Describing the aircraft as the “Angel of Death,” one recent profile of the gunship noted that on contact the 105mm shells “destroy buildings and spread shrapnel over a ‘kill’ area of up to 1,500 yards,” or more than three-quarters of a mile.

Used from the Vietnam War to the current intervention in Libya, this weapon’s impact is horrific. Human beings caught in its path are vaporized or torn in half.

The idea that the AC-130 is equipped for “sorting out targets in populated areas” is absurd. Its computerized systems lock onto targets and assure their decimation. They do not distinguish between combatant and civilian.

The Times’ attempt to present the gunship as the ideal tool for “humanitarian” warfare notwithstanding, the AC-130 has been at the center of some of the worst war crimes carried out by US imperialism in both Afghanistan and Iraq.

In August 2008, an AC-130 was used in an attack on the village of Azizabad in Afghanistan’s Herat province. The ostensible target of the attack was a leader of the Afghan armed resistance, but its victims were 90 civilians—60 children, 15 women and 15 men, according to a United Nations investigation.
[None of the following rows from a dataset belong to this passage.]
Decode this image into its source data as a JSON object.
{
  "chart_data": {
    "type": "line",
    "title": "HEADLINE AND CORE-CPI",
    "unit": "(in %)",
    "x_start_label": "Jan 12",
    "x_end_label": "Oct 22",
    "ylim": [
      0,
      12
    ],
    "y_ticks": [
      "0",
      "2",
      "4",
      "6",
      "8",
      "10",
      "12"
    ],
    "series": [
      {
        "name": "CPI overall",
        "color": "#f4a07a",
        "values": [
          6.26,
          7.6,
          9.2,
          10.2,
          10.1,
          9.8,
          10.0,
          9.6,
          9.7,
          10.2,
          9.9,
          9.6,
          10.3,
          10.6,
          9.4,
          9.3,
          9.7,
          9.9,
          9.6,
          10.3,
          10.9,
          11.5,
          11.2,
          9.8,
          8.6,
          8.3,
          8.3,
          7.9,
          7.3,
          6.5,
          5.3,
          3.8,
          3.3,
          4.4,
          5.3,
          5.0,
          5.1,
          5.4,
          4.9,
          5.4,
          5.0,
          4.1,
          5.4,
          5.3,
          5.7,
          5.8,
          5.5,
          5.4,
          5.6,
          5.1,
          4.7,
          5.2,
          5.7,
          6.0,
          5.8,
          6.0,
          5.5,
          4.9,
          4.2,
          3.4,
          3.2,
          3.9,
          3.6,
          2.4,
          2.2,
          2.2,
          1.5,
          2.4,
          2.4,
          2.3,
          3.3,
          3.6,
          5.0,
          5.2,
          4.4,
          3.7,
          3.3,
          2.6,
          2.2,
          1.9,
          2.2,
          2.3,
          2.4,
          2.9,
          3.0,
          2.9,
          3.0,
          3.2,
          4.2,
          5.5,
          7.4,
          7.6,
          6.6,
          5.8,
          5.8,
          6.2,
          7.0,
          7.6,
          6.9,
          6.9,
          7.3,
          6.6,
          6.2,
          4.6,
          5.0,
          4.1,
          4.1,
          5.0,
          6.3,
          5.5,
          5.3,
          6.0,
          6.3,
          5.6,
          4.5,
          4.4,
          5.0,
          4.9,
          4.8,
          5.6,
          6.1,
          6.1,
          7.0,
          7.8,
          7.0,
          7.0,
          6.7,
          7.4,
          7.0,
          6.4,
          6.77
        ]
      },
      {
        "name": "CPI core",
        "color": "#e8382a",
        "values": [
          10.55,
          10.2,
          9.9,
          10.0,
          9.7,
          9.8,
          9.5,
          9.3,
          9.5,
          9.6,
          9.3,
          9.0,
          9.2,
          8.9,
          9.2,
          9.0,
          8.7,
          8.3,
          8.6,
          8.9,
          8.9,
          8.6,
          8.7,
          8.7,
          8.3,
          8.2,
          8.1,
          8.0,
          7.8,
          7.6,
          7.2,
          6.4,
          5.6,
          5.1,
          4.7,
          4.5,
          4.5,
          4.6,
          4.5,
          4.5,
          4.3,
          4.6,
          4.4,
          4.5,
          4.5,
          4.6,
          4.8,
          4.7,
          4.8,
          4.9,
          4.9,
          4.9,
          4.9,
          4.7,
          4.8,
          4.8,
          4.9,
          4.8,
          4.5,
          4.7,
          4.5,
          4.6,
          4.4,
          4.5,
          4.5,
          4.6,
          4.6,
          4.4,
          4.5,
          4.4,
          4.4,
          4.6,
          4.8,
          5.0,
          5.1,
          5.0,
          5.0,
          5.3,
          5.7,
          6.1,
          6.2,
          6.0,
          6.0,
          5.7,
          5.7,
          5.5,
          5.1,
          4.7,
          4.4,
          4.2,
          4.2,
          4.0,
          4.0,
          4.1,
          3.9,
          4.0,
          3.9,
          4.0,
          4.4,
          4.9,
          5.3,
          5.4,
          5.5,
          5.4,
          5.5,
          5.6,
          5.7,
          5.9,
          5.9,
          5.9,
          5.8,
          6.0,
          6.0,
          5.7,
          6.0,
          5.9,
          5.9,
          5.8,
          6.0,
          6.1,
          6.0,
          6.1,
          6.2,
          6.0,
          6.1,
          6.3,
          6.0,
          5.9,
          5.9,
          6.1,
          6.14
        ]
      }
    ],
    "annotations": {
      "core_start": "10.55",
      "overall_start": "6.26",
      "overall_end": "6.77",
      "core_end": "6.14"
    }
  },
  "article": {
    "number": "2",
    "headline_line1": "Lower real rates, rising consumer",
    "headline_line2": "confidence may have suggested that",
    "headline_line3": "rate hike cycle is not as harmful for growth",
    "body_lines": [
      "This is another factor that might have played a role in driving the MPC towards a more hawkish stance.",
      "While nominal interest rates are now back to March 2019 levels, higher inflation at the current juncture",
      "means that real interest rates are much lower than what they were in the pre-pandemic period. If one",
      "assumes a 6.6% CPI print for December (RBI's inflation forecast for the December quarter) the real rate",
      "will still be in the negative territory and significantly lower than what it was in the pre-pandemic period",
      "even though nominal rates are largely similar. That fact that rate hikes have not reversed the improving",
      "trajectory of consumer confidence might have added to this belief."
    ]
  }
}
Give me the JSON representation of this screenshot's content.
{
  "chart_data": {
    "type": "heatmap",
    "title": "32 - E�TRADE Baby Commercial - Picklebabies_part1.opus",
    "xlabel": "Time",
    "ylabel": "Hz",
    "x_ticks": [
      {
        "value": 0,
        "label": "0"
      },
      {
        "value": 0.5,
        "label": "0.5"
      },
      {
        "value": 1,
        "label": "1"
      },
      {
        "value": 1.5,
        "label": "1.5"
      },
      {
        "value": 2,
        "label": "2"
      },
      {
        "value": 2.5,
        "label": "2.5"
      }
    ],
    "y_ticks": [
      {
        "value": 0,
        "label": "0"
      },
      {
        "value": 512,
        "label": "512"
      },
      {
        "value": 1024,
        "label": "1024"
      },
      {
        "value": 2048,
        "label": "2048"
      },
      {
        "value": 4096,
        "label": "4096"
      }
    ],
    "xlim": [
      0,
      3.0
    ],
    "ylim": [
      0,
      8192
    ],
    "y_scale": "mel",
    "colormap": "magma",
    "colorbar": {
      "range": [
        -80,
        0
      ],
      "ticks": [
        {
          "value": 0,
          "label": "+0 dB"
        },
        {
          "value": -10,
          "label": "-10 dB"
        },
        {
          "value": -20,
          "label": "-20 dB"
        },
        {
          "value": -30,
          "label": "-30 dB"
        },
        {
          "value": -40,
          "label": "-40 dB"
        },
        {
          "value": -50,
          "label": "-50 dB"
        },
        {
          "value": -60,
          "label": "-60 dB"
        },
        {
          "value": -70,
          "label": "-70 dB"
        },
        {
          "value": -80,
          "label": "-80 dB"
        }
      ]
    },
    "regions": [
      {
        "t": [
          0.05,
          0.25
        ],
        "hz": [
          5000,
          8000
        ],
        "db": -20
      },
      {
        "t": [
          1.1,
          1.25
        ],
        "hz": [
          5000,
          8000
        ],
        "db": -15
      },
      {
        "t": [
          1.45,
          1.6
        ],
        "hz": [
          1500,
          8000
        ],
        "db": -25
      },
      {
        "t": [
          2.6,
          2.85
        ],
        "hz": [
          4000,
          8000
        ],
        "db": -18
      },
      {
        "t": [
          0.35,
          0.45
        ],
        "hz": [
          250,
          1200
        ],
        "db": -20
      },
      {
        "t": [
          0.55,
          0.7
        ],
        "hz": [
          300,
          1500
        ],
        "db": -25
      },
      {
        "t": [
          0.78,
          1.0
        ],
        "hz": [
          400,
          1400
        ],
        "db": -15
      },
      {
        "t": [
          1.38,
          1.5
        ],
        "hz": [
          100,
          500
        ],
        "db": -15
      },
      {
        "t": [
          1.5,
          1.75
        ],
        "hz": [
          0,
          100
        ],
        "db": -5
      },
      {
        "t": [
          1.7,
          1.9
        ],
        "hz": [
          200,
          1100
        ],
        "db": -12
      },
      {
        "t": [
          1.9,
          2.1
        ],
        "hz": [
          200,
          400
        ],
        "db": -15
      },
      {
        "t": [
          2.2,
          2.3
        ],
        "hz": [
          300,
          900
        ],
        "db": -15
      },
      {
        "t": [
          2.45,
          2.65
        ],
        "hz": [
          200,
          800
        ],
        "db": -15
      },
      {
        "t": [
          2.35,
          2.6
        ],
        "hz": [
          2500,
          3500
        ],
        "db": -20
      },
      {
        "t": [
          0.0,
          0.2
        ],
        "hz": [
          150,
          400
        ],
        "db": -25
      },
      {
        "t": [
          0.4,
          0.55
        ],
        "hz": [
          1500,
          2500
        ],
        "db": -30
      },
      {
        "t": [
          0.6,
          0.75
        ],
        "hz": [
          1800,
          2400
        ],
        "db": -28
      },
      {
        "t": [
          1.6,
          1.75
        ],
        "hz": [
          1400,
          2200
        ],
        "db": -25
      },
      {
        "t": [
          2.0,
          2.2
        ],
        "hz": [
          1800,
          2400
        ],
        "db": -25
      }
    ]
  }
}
Similarly, US AC-130 gunships carried out air strikes in October 2001 against the farming village of Chowkar-Karez, 25 miles north of Kandahar, killing at least 93 civilians.
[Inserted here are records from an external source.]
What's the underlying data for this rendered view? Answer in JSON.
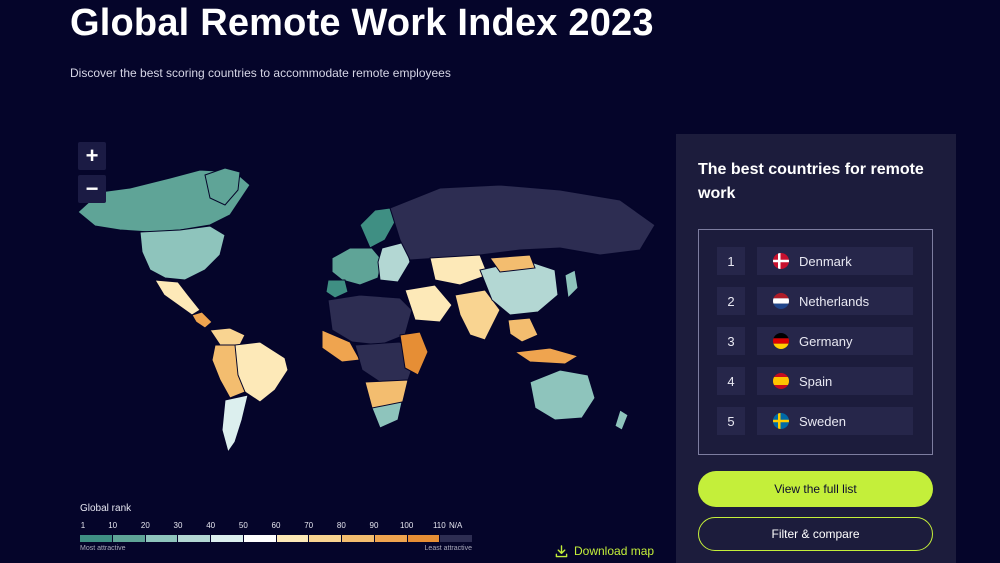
{
  "page": {
    "title": "Global Remote Work Index 2023",
    "subtitle": "Discover the best scoring countries to accommodate remote employees"
  },
  "map": {
    "zoom_in": "+",
    "zoom_out": "−",
    "legend": {
      "title": "Global rank",
      "ticks": [
        "1",
        "10",
        "20",
        "30",
        "40",
        "50",
        "60",
        "70",
        "80",
        "90",
        "100",
        "110",
        "N/A"
      ],
      "colors": [
        "#3f8f83",
        "#5fa497",
        "#8ec4bc",
        "#b3d7d3",
        "#dcefee",
        "#ffffff",
        "#fde9b8",
        "#f9d491",
        "#f3bd6f",
        "#efa44f",
        "#e68e35",
        "#2d2d52"
      ],
      "most": "Most attractive",
      "least": "Least attractive"
    },
    "download_label": "Download map"
  },
  "panel": {
    "title": "The best countries for remote work",
    "rankings": [
      {
        "rank": "1",
        "country": "Denmark",
        "flag": "denmark"
      },
      {
        "rank": "2",
        "country": "Netherlands",
        "flag": "netherlands"
      },
      {
        "rank": "3",
        "country": "Germany",
        "flag": "germany"
      },
      {
        "rank": "4",
        "country": "Spain",
        "flag": "spain"
      },
      {
        "rank": "5",
        "country": "Sweden",
        "flag": "sweden"
      }
    ],
    "primary_button": "View the full list",
    "secondary_button": "Filter & compare"
  }
}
In Iraq, the AC-130s were employed to devastating effect in the US military’s sieges of the city of Fallujah in April and November of 2004, which left thousands of Iraqi civilians dead and 60 percent of the city’s buildings in ruins.

This history raises a troubling question about the Times editorial. What do the newspaper’s editors mean when they say that the AC-130 can be used in Libya “without unduly endangering nearby populations?”
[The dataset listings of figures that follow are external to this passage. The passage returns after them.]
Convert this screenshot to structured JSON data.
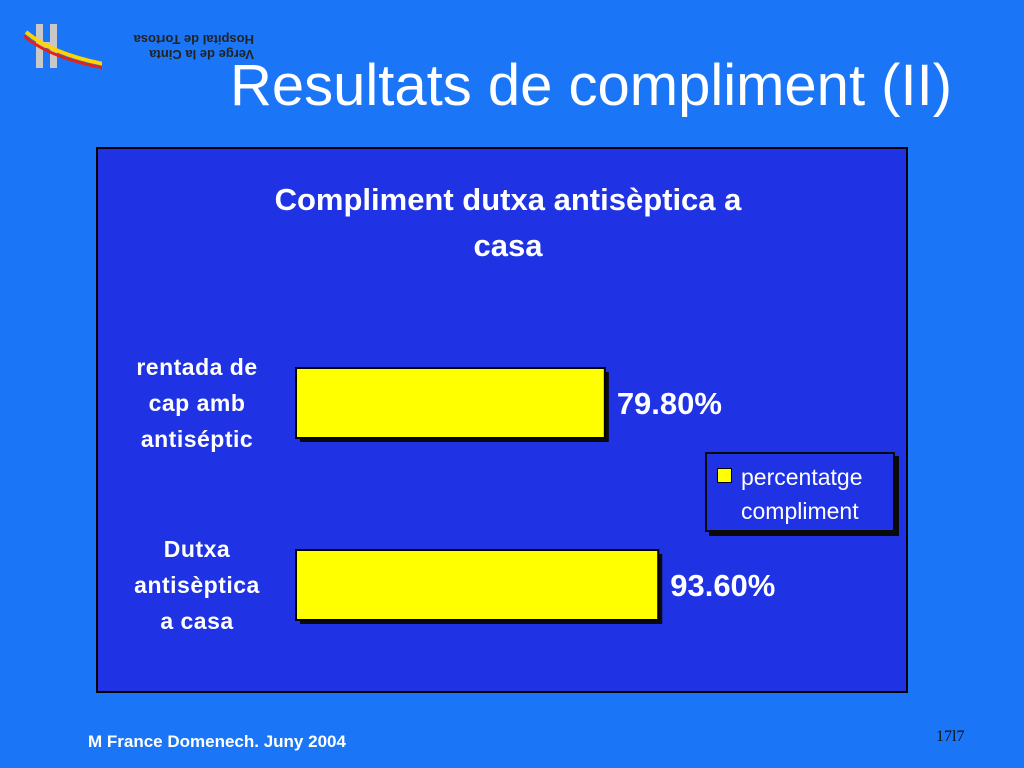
{
  "logo": {
    "text_line1": "Verge de la Cinta",
    "text_line2": "Hospital de Tortosa",
    "colors": [
      "#e2231a",
      "#ffd400",
      "#7a7aa0"
    ]
  },
  "slide": {
    "title": "Resultats de compliment (II)"
  },
  "chart_data": {
    "type": "bar",
    "orientation": "horizontal",
    "title_line1": "Compliment dutxa antisèptica a",
    "title_line2": "casa",
    "categories": [
      [
        "rentada de",
        "cap amb",
        "antiséptic"
      ],
      [
        "Dutxa",
        "antisèptica",
        "a casa"
      ]
    ],
    "series": [
      {
        "name": "percentatge compliment",
        "values": [
          79.8,
          93.6
        ],
        "labels": [
          "79.80%",
          "93.60%"
        ],
        "color": "#ffff00"
      }
    ],
    "legend": {
      "label_line1": "percentatge",
      "label_line2": "compliment",
      "placement": "right"
    },
    "xlim": [
      0,
      100
    ],
    "grid": false
  },
  "footer": {
    "author": "M France Domenech. Juny 2004",
    "page": "17l7"
  }
}
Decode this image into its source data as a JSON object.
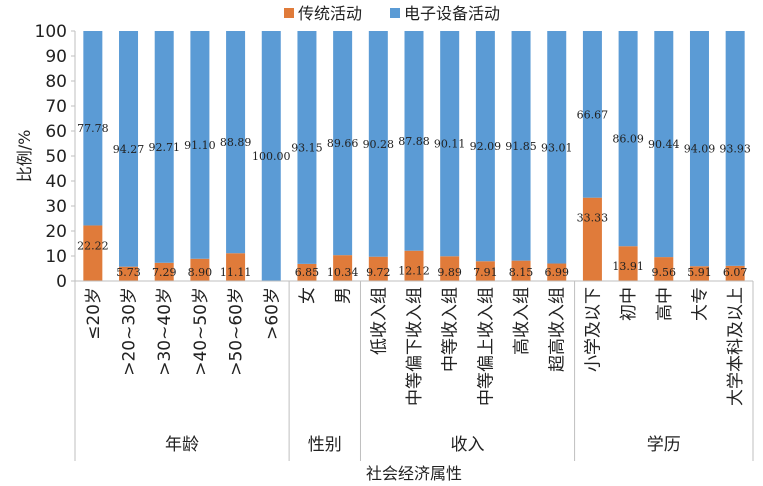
{
  "chart_data": {
    "type": "bar",
    "stacked": true,
    "xlabel": "社会经济属性",
    "ylabel": "比例/%",
    "ylim": [
      0,
      100
    ],
    "yticks": [
      0,
      10,
      20,
      30,
      40,
      50,
      60,
      70,
      80,
      90,
      100
    ],
    "legend_position": "top",
    "grid": false,
    "categories": [
      "≤20岁",
      ">20~30岁",
      ">30~40岁",
      ">40~50岁",
      ">50~60岁",
      ">60岁",
      "女",
      "男",
      "低收入组",
      "中等偏下收入组",
      "中等收入组",
      "中等偏上收入组",
      "高收入组",
      "超高收入组",
      "小学及以下",
      "初中",
      "高中",
      "大专",
      "大学本科及以上"
    ],
    "groups": [
      {
        "label": "年龄",
        "start": 0,
        "end": 5
      },
      {
        "label": "性别",
        "start": 6,
        "end": 7
      },
      {
        "label": "收入",
        "start": 8,
        "end": 13
      },
      {
        "label": "学历",
        "start": 14,
        "end": 18
      }
    ],
    "series": [
      {
        "name": "传统活动",
        "color": "#E07B3A",
        "values": [
          22.22,
          5.73,
          7.29,
          8.9,
          11.11,
          0,
          6.85,
          10.34,
          9.72,
          12.12,
          9.89,
          7.91,
          8.15,
          6.99,
          33.33,
          13.91,
          9.56,
          5.91,
          6.07
        ],
        "labels": [
          "22.22",
          "5.73",
          "7.29",
          "8.90",
          "11.11",
          "",
          "6.85",
          "10.34",
          "9.72",
          "12.12",
          "9.89",
          "7.91",
          "8.15",
          "6.99",
          "33.33",
          "13.91",
          "9.56",
          "5.91",
          "6.07"
        ]
      },
      {
        "name": "电子设备活动",
        "color": "#5B9BD5",
        "values": [
          77.78,
          94.27,
          92.71,
          91.1,
          88.89,
          100.0,
          93.15,
          89.66,
          90.28,
          87.88,
          90.11,
          92.09,
          91.85,
          93.01,
          66.67,
          86.09,
          90.44,
          94.09,
          93.93
        ],
        "labels": [
          "77.78",
          "94.27",
          "92.71",
          "91.10",
          "88.89",
          "100.00",
          "93.15",
          "89.66",
          "90.28",
          "87.88",
          "90.11",
          "92.09",
          "91.85",
          "93.01",
          "66.67",
          "86.09",
          "90.44",
          "94.09",
          "93.93"
        ]
      }
    ]
  }
}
Presumably, they found that the US military was not “unduly” slaughtering civilians in Afghanistan and Iraq, given the justification and support offered by the “newspaper of record” for both of these wars of aggression. Like the rest of the corporate media, the Times has done its best to minimize reporting on the civilian death toll and bolster the stream of lies from the Pentagon.

The Times casually comments that “wars are messy business”—and does its best to conceal the mess from the American people. But the use of the murderous war planes in populated areas as advocated by the newspaper would be a war crime in which its editors would figure as accomplices.

The demand from the Times for the use of AC-130s and A-10 gunships in Libya—the Washington Post published a similar editorial, entitled “Does Withdrawing US planes from Libya Serve Our Interests?” just two days earlier—expresses growing concerns within American ruling circles that the war for control of Libya and its oil wealth is going badly.

They are concluding that the rebels are useless for achieving Washington’s war aims and that more direct military force is needed. It will become increasingly difficult for the Times and the other media propagandists for US imperialism to maintain the humanitarian mask for the aggression against Libya as the Pentagon and its European counterparts ratchet up the slaughter.